‘Dronistes’ worden ze in Frankrijk genoemd, de mysterieuze bestuurders van onbemande vliegtuigjes, drones dus, die ‘s nachts boven Parijs vliegen. In het Nederlands heten ze meestal dronepiloot, al is dronist ook hier niet geheel onbekend. Vooral omdat een dronepiloot in het Engels ook wel een dronist wordt genoemd en we vooral geneigd zijn woorden uit het Engels over te nemen, is de kans groot dat ditzelfde woord ook in het Nederlands ingeburgerd raakt.

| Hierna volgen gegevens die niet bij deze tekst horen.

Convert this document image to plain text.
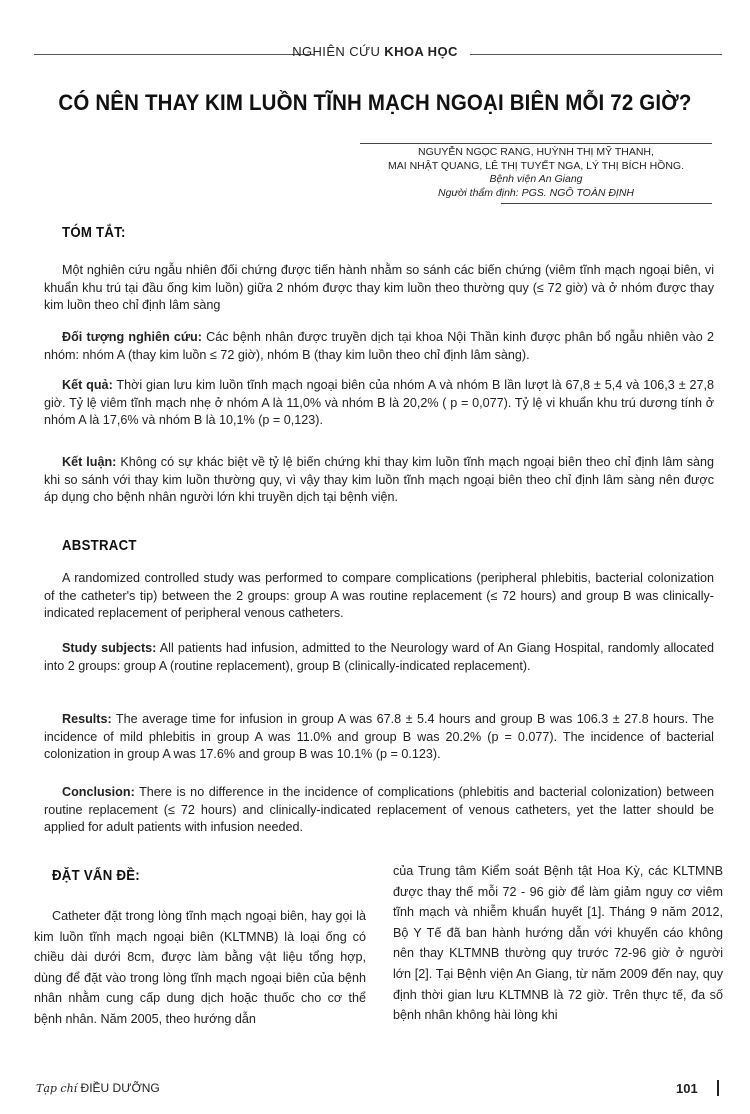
NGHIÊN CỨU KHOA HỌC
CÓ NÊN THAY KIM LUỒN TĨNH MẠCH NGOẠI BIÊN MỖI 72 GIỜ?
NGUYỄN NGỌC RANG, HUỲNH THỊ MỸ THANH,
MAI NHẬT QUANG, LÊ THỊ TUYẾT NGA, LÝ THỊ BÍCH HỒNG.
Bệnh viện An Giang
Người thẩm định: PGS. NGÔ TOÀN ĐỊNH
TÓM TẮT:
Một nghiên cứu ngẫu nhiên đối chứng được tiến hành nhằm so sánh các biến chứng (viêm tĩnh mạch ngoại biên, vi khuẩn khu trú tại đầu ống kim luồn) giữa 2 nhóm được thay kim luồn theo thường quy (≤ 72 giờ) và ở nhóm được thay kim luồn theo chỉ định lâm sàng
Đối tượng nghiên cứu: Các bệnh nhân được truyền dịch tại khoa Nội Thần kinh được phân bổ ngẫu nhiên vào 2 nhóm: nhóm A (thay kim luồn ≤ 72 giờ), nhóm B (thay kim luồn theo chỉ định lâm sàng).
Kết quả: Thời gian lưu kim luồn tĩnh mạch ngoại biên của nhóm A và nhóm B lần lượt là 67,8 ± 5,4 và 106,3 ± 27,8 giờ. Tỷ lệ viêm tĩnh mạch nhẹ ở nhóm A là 11,0% và nhóm B là 20,2% ( p = 0,077). Tỷ lệ vi khuẩn khu trú dương tính ở nhóm A là 17,6% và nhóm B là 10,1% (p = 0,123).
Kết luận: Không có sự khác biệt về tỷ lệ biến chứng khi thay kim luồn tĩnh mạch ngoại biên theo chỉ định lâm sàng khi so sánh với thay kim luồn thường quy, vì vậy thay kim luồn tĩnh mạch ngoại biên theo chỉ định lâm sàng nên được áp dụng cho bệnh nhân người lớn khi truyền dịch tại bệnh viện.
ABSTRACT
A randomized controlled study was performed to compare complications (peripheral phlebitis, bacterial colonization of the catheter's tip) between the 2 groups: group A was routine replacement (≤ 72 hours) and group B was clinically-indicated replacement of peripheral venous catheters.
Study subjects: All patients had infusion, admitted to the Neurology ward of An Giang Hospital, randomly allocated into 2 groups: group A (routine replacement), group B (clinically-indicated replacement).
Results: The average time for infusion in group A was 67.8 ± 5.4 hours and group B was 106.3 ± 27.8 hours. The incidence of mild phlebitis in group A was 11.0% and group B was 20.2% (p = 0.077). The incidence of bacterial colonization in group A was 17.6% and group B was 10.1% (p = 0.123).
Conclusion: There is no difference in the incidence of complications (phlebitis and bacterial colonization) between routine replacement (≤ 72 hours) and clinically-indicated replacement of venous catheters, yet the latter should be applied for adult patients with infusion needed.
ĐẶT VẤN ĐỀ:
Catheter đặt trong lòng tĩnh mạch ngoại biên, hay gọi là kim luồn tĩnh mạch ngoại biên (KLTMNB) là loại ống có chiều dài dưới 8cm, được làm bằng vật liệu tổng hợp, dùng để đặt vào trong lòng tĩnh mạch ngoại biên của bệnh nhân nhằm cung cấp dung dịch hoặc thuốc cho cơ thể bệnh nhân. Năm 2005, theo hướng dẫn
của Trung tâm Kiểm soát Bệnh tật Hoa Kỳ, các KLTMNB được thay thế mỗi 72 - 96 giờ để làm giảm nguy cơ viêm tĩnh mạch và nhiễm khuẩn huyết [1]. Tháng 9 năm 2012, Bộ Y Tế đã ban hành hướng dẫn với khuyến cáo không nên thay KLTMNB thường quy trước 72-96 giờ ở người lớn [2]. Tại Bệnh viện An Giang, từ năm 2009 đến nay, quy định thời gian lưu KLTMNB là 72 giờ. Trên thực tế, đa số bệnh nhân không hài lòng khi
Tạp chí ĐIỀU DƯỠNG	101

Een ander dronegerelateerd woord dat het Nederlands as we speak aan het Engels ontleent, is dronen. De betekenis van dit werkwoord is ‘bestoken of bombarderen door middel van een drone’. Er is bijvoorbeeld sprake van een of ander doel dat ‘in puin gedroned gedroond wordt’. Alleen al vanwege de vervoeging is dat een interessant werkwoord, want dronen wordt ‘op z’n Nederlands’ vervoegd als ik droon, jij droont, wij dronen’, jullie droonden, zij hebben gedroond.
Of dronist een woord met toekomst is, is nog maar de vraag. Maar dronen, van dat werkwoord weten we nu al vrijwel zeker dat het zal beklijven.